The point of emotional investment is a valid one but then never really expected that of Cronenberg until History of Violence. The Fly was screwed coz of Goldblum’s “acting”.
Films like Dead Ringers, The Brood, Videodrome and Crash seem to operate on a level far removed with identification with the protagonists.
@Siddharth
My apologies to Sir Cronenberg. I was harsh on him . I was in a hurry & saw the post & couldnt keep myself from dropping a line. I didn’t even read your post/:)
What do you think of Vincent Cassel as Kirill in the film? What did you think about his accent & acting?
I don’t know about you guys but to watch a bunch of Non-Russian stars play Russian characters didnt work. There accents didnt work perfectly. Vincent was really pathetic. Naomi sounded more American than British. And the whole film was based on the stupidity of Naomi’s character.

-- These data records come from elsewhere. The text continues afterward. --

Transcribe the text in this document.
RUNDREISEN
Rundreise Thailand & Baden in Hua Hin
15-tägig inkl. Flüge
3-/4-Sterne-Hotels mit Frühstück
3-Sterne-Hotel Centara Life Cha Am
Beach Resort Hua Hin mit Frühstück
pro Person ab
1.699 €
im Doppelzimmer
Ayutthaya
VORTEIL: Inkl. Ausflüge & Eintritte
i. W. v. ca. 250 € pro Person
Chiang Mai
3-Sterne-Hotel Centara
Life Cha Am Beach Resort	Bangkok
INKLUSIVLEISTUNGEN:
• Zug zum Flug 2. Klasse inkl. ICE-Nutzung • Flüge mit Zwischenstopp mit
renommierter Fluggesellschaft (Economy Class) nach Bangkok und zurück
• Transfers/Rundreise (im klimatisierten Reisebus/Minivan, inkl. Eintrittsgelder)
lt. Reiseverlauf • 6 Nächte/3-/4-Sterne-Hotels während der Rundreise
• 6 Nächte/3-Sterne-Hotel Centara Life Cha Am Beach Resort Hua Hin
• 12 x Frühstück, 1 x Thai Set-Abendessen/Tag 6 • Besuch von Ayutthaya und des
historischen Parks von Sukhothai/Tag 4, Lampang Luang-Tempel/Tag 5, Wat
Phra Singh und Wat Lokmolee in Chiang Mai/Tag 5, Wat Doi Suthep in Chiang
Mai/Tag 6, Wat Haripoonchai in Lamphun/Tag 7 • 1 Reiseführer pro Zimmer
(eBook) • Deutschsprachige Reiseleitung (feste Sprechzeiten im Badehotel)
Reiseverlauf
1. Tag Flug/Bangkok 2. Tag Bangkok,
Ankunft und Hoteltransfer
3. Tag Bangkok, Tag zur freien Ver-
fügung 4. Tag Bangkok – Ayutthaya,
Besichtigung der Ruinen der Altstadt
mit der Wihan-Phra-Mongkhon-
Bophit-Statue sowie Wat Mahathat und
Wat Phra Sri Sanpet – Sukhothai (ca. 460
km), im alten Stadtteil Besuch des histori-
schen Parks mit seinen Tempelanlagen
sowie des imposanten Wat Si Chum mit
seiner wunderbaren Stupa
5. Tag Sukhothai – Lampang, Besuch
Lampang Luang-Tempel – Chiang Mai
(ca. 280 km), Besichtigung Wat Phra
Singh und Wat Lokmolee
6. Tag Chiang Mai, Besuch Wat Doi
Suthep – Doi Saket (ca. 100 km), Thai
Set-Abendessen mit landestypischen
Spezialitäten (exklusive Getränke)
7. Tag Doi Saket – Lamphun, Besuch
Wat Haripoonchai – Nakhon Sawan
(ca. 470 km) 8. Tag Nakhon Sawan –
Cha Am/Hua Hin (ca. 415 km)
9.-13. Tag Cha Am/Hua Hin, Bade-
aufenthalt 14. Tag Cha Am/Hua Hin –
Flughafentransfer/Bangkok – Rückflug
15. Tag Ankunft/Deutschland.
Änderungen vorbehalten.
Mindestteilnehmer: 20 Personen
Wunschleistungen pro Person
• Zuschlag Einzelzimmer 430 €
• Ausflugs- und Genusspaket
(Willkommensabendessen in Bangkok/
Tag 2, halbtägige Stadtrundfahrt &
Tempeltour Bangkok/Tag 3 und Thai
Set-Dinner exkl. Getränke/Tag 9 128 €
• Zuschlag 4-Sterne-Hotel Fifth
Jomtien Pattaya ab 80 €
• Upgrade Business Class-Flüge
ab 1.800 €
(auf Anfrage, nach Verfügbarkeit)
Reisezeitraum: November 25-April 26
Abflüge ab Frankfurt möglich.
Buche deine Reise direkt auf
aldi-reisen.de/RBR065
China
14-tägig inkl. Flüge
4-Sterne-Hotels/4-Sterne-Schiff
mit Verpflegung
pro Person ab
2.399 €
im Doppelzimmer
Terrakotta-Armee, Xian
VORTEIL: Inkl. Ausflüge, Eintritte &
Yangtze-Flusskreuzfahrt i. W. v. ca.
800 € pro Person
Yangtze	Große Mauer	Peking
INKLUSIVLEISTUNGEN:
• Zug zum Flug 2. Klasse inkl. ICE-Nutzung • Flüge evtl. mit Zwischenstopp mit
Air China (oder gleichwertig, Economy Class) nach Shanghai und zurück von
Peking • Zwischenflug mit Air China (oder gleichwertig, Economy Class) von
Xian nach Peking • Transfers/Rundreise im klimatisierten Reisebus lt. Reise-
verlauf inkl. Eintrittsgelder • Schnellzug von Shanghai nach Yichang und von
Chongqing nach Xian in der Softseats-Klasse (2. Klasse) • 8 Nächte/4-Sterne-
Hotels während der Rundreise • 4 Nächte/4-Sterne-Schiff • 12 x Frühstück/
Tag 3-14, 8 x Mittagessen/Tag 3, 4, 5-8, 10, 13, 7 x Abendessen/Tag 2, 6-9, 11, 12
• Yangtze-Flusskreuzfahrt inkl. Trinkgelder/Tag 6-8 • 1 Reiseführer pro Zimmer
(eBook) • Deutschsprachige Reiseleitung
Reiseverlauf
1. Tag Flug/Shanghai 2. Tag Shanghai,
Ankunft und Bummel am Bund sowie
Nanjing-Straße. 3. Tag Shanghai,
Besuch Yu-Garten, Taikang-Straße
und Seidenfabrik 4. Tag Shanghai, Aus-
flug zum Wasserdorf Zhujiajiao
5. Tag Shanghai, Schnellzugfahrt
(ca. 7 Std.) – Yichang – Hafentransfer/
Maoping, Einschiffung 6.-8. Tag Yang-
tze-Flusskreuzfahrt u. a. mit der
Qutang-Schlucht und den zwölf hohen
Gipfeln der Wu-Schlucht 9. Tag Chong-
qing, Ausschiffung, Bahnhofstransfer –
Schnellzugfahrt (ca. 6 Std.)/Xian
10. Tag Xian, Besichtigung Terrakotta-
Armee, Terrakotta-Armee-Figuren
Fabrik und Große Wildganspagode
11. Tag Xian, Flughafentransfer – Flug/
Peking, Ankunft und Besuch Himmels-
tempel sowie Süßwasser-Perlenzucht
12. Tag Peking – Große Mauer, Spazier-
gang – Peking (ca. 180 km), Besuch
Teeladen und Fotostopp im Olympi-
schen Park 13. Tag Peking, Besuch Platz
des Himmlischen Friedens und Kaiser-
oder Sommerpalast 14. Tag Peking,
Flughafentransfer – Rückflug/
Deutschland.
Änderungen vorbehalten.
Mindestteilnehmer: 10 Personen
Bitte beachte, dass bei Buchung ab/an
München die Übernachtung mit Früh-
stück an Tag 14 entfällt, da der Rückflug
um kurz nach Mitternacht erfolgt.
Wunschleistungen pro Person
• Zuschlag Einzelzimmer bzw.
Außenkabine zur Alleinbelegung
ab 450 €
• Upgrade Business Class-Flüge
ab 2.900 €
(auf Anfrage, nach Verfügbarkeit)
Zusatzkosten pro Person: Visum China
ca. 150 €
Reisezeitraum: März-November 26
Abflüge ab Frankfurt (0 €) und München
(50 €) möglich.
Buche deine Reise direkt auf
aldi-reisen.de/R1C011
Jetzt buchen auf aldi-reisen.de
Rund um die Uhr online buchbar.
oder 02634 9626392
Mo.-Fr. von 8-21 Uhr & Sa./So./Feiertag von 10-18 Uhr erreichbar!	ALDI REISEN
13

Can you guys gimme a list of the must watch Cronenberg films? I been postponing my Cronenberg festival for too long. Its the violence that puts me off.
even I need to schedule that festival, Mainak.
I have just read few essays on him during my initial phase of film reading. Which was obviosly quite dumb considering the best favor you can do to a film study is watch the fucking film. have just seen history of violence, wanna read the book, didn’t find it here. me too want recos. what order should I attack his cinema?
sid bhaiyya, should I go on a Lynch/Crony diet or are you gonna wrap it up in a screening any time soon?
@mainak.. Cassel was Cassel.. it was an ego piece and a hyper one at that.. i can understand how it can be infuriating but thats exactly wht i’ve come to expect from him in recent years
@tushar.. we screen in a religious audi man.. screening cronenberg is sure excommunication… maybe nce that ‘cult’ thing takes off..
I wouldn’t know how to condition cronenberg but here’s an easiest to hard kind of list:-
i guess, Dead Zone would be a good start. Definately most accessible and available on moser baer. Like Rang De Basanti with a Manorama hero/not-really-a-hero thing. Followed by the two Viggos- HIstory and Eastern. Crash would be next. Then the Fly. Spider. Naked Lunch- a weired out trip that has an advantage in that it doesn’t make claim to much sense. The earlier horrors- Shivers, Scanners. And the cold- Dead Ringers, Videodrome, Existenz. By then you’re ready to wake up a cockroach.
Thanks for the list of Cronenberg films. Have only watched Naked Lunch. It seemed to be taking me into a trip on it’s own. Will get down to watch the movie recos one by one..
Don’t forget The Breed. Underrated classic. U can avoid existenz if u want. It’s twaddle.
what i’m most curious about is M. Butterfly. I’ve never seen and read anything substantial on it… supposed to be an Opera adaptation with Jeremy Irons.